Deze verschuiving naar een minder marktgeoriënteerd Europa baart grote zorgen in een internationale context met toenemend protectionisme. We verwachten minder internationale positieve impulsen voor de open Europese economie. Interne Europese krachten zullen dus de economie moeten ondersteunen. Het is twijfelachtig of een meer gereguleerde economische aanpak, op een Frans-Duitse leest geschoeid, de juiste impuls kan bieden om onze Europese bedrijven te versterken via een eerlijke concurrentiestrijd op de Europese markt, een sterkere aandacht voor innovatie en valorisatie en een assertieve verdediging van onze internationale economische belangen. Die focus is essentieel om de Europese economie in de toekomst te versterken en om onze economische groei en welvaart op peil te houden.
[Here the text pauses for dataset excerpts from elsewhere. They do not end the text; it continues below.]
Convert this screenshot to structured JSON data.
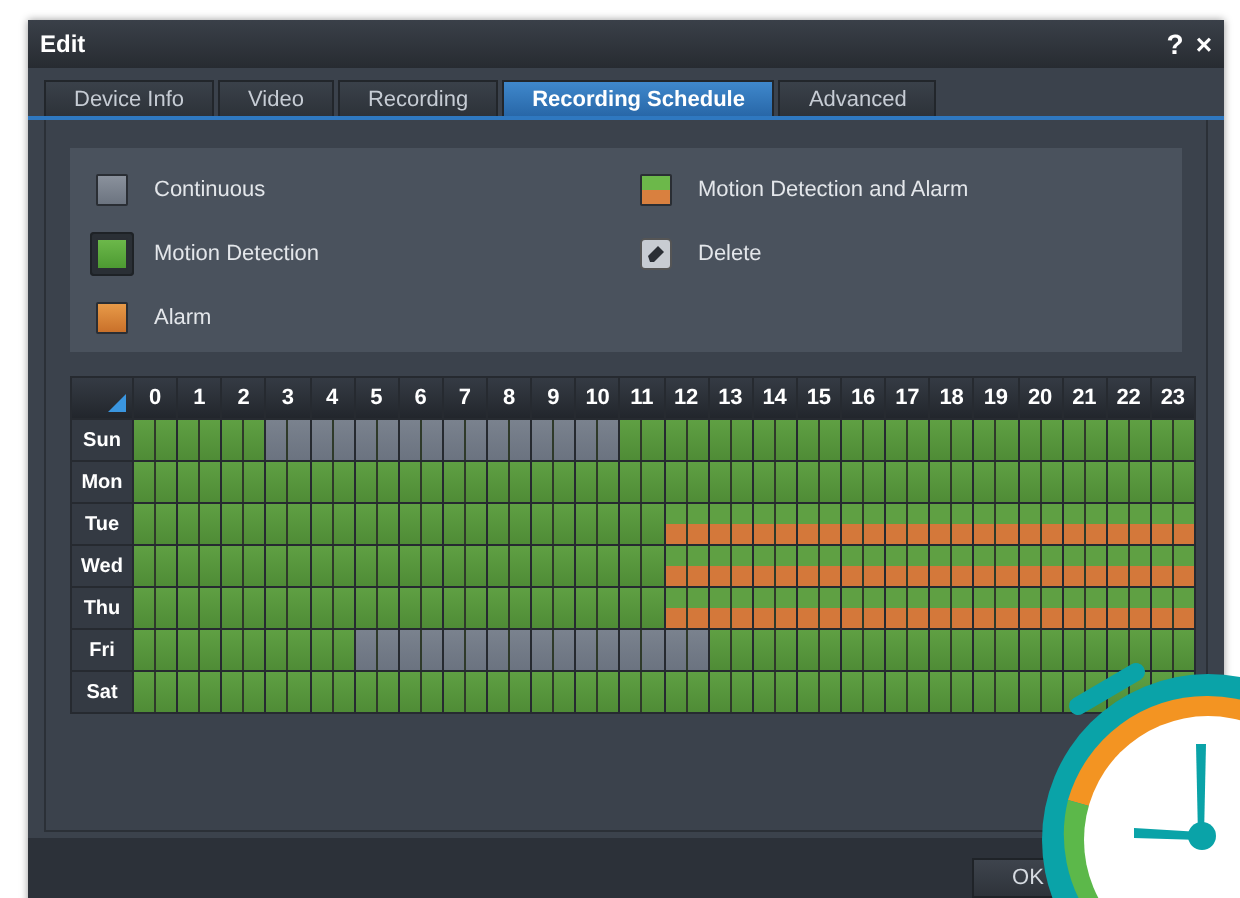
{
  "window": {
    "title": "Edit",
    "help": "?",
    "close": "×"
  },
  "tabs": [
    {
      "label": "Device Info",
      "selected": false
    },
    {
      "label": "Video",
      "selected": false
    },
    {
      "label": "Recording",
      "selected": false
    },
    {
      "label": "Recording Schedule",
      "selected": true
    },
    {
      "label": "Advanced",
      "selected": false
    }
  ],
  "legend": [
    {
      "kind": "continuous",
      "label": "Continuous",
      "selected": false
    },
    {
      "kind": "motion_alarm",
      "label": "Motion Detection and Alarm",
      "selected": false
    },
    {
      "kind": "motion",
      "label": "Motion Detection",
      "selected": true
    },
    {
      "kind": "delete",
      "label": "Delete",
      "selected": false
    },
    {
      "kind": "alarm",
      "label": "Alarm",
      "selected": false
    }
  ],
  "schedule": {
    "hours": [
      "0",
      "1",
      "2",
      "3",
      "4",
      "5",
      "6",
      "7",
      "8",
      "9",
      "10",
      "11",
      "12",
      "13",
      "14",
      "15",
      "16",
      "17",
      "18",
      "19",
      "20",
      "21",
      "22",
      "23"
    ],
    "days": [
      {
        "day": "Sun",
        "slots": [
          {
            "kind": "motion"
          },
          {
            "kind": "motion"
          },
          {
            "kind": "motion"
          },
          {
            "kind": "continuous"
          },
          {
            "kind": "continuous"
          },
          {
            "kind": "continuous"
          },
          {
            "kind": "continuous"
          },
          {
            "kind": "continuous"
          },
          {
            "kind": "continuous"
          },
          {
            "kind": "continuous"
          },
          {
            "kind": "continuous"
          },
          {
            "kind": "motion"
          },
          {
            "kind": "motion"
          },
          {
            "kind": "motion"
          },
          {
            "kind": "motion"
          },
          {
            "kind": "motion"
          },
          {
            "kind": "motion"
          },
          {
            "kind": "motion"
          },
          {
            "kind": "motion"
          },
          {
            "kind": "motion"
          },
          {
            "kind": "motion"
          },
          {
            "kind": "motion"
          },
          {
            "kind": "motion"
          },
          {
            "kind": "motion"
          }
        ]
      },
      {
        "day": "Mon",
        "slots": [
          {
            "kind": "motion"
          },
          {
            "kind": "motion"
          },
          {
            "kind": "motion"
          },
          {
            "kind": "motion"
          },
          {
            "kind": "motion"
          },
          {
            "kind": "motion"
          },
          {
            "kind": "motion"
          },
          {
            "kind": "motion"
          },
          {
            "kind": "motion"
          },
          {
            "kind": "motion"
          },
          {
            "kind": "motion"
          },
          {
            "kind": "motion"
          },
          {
            "kind": "motion"
          },
          {
            "kind": "motion"
          },
          {
            "kind": "motion"
          },
          {
            "kind": "motion"
          },
          {
            "kind": "motion"
          },
          {
            "kind": "motion"
          },
          {
            "kind": "motion"
          },
          {
            "kind": "motion"
          },
          {
            "kind": "motion"
          },
          {
            "kind": "motion"
          },
          {
            "kind": "motion"
          },
          {
            "kind": "motion"
          }
        ]
      },
      {
        "day": "Tue",
        "slots": [
          {
            "kind": "motion"
          },
          {
            "kind": "motion"
          },
          {
            "kind": "motion"
          },
          {
            "kind": "motion"
          },
          {
            "kind": "motion"
          },
          {
            "kind": "motion"
          },
          {
            "kind": "motion"
          },
          {
            "kind": "motion"
          },
          {
            "kind": "motion"
          },
          {
            "kind": "motion"
          },
          {
            "kind": "motion"
          },
          {
            "kind": "motion"
          },
          {
            "kind": "motion_alarm"
          },
          {
            "kind": "motion_alarm"
          },
          {
            "kind": "motion_alarm"
          },
          {
            "kind": "motion_alarm"
          },
          {
            "kind": "motion_alarm"
          },
          {
            "kind": "motion_alarm"
          },
          {
            "kind": "motion_alarm"
          },
          {
            "kind": "motion_alarm"
          },
          {
            "kind": "motion_alarm"
          },
          {
            "kind": "motion_alarm"
          },
          {
            "kind": "motion_alarm"
          },
          {
            "kind": "motion_alarm"
          }
        ]
      },
      {
        "day": "Wed",
        "slots": [
          {
            "kind": "motion"
          },
          {
            "kind": "motion"
          },
          {
            "kind": "motion"
          },
          {
            "kind": "motion"
          },
          {
            "kind": "motion"
          },
          {
            "kind": "motion"
          },
          {
            "kind": "motion"
          },
          {
            "kind": "motion"
          },
          {
            "kind": "motion"
          },
          {
            "kind": "motion"
          },
          {
            "kind": "motion"
          },
          {
            "kind": "motion"
          },
          {
            "kind": "motion_alarm"
          },
          {
            "kind": "motion_alarm"
          },
          {
            "kind": "motion_alarm"
          },
          {
            "kind": "motion_alarm"
          },
          {
            "kind": "motion_alarm"
          },
          {
            "kind": "motion_alarm"
          },
          {
            "kind": "motion_alarm"
          },
          {
            "kind": "motion_alarm"
          },
          {
            "kind": "motion_alarm"
          },
          {
            "kind": "motion_alarm"
          },
          {
            "kind": "motion_alarm"
          },
          {
            "kind": "motion_alarm"
          }
        ]
      },
      {
        "day": "Thu",
        "slots": [
          {
            "kind": "motion"
          },
          {
            "kind": "motion"
          },
          {
            "kind": "motion"
          },
          {
            "kind": "motion"
          },
          {
            "kind": "motion"
          },
          {
            "kind": "motion"
          },
          {
            "kind": "motion"
          },
          {
            "kind": "motion"
          },
          {
            "kind": "motion"
          },
          {
            "kind": "motion"
          },
          {
            "kind": "motion"
          },
          {
            "kind": "motion"
          },
          {
            "kind": "motion_alarm"
          },
          {
            "kind": "motion_alarm"
          },
          {
            "kind": "motion_alarm"
          },
          {
            "kind": "motion_alarm"
          },
          {
            "kind": "motion_alarm"
          },
          {
            "kind": "motion_alarm"
          },
          {
            "kind": "motion_alarm"
          },
          {
            "kind": "motion_alarm"
          },
          {
            "kind": "motion_alarm"
          },
          {
            "kind": "motion_alarm"
          },
          {
            "kind": "motion_alarm"
          },
          {
            "kind": "motion_alarm"
          }
        ]
      },
      {
        "day": "Fri",
        "slots": [
          {
            "kind": "motion"
          },
          {
            "kind": "motion"
          },
          {
            "kind": "motion"
          },
          {
            "kind": "motion"
          },
          {
            "kind": "motion"
          },
          {
            "kind": "continuous"
          },
          {
            "kind": "continuous"
          },
          {
            "kind": "continuous"
          },
          {
            "kind": "continuous"
          },
          {
            "kind": "continuous"
          },
          {
            "kind": "continuous"
          },
          {
            "kind": "continuous"
          },
          {
            "kind": "continuous"
          },
          {
            "kind": "motion"
          },
          {
            "kind": "motion"
          },
          {
            "kind": "motion"
          },
          {
            "kind": "motion"
          },
          {
            "kind": "motion"
          },
          {
            "kind": "motion"
          },
          {
            "kind": "motion"
          },
          {
            "kind": "motion"
          },
          {
            "kind": "motion"
          },
          {
            "kind": "motion"
          },
          {
            "kind": "motion"
          }
        ]
      },
      {
        "day": "Sat",
        "slots": [
          {
            "kind": "motion"
          },
          {
            "kind": "motion"
          },
          {
            "kind": "motion"
          },
          {
            "kind": "motion"
          },
          {
            "kind": "motion"
          },
          {
            "kind": "motion"
          },
          {
            "kind": "motion"
          },
          {
            "kind": "motion"
          },
          {
            "kind": "motion"
          },
          {
            "kind": "motion"
          },
          {
            "kind": "motion"
          },
          {
            "kind": "motion"
          },
          {
            "kind": "motion"
          },
          {
            "kind": "motion"
          },
          {
            "kind": "motion"
          },
          {
            "kind": "motion"
          },
          {
            "kind": "motion"
          },
          {
            "kind": "motion"
          },
          {
            "kind": "motion"
          },
          {
            "kind": "motion"
          },
          {
            "kind": "motion"
          },
          {
            "kind": "motion"
          },
          {
            "kind": "motion"
          },
          {
            "kind": "motion"
          }
        ]
      }
    ]
  },
  "buttons": [
    {
      "label": "OK"
    }
  ]
}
Niemand ziet Nigel Farage graag komen in Europa, maar we zullen de Britten missen om hun marktoriëntatie en economische visie op Europa. Deze evolutie is slechts nieuws, in het bijzonder voor de kleinere Europese landen die eveneens die open en vrije marktomgeving koesteren. Vooral in het noordelijk deel van Europa vinden we hiervan de grootste voorstanders. We kunnen enkel hopen dat deze kleinere Europese lidstaten zich weten te verenigen om samen een tegengewicht te bieden aan een Europa dat té sterk wordt gebouwd volgens Frans-Duitse economische principes.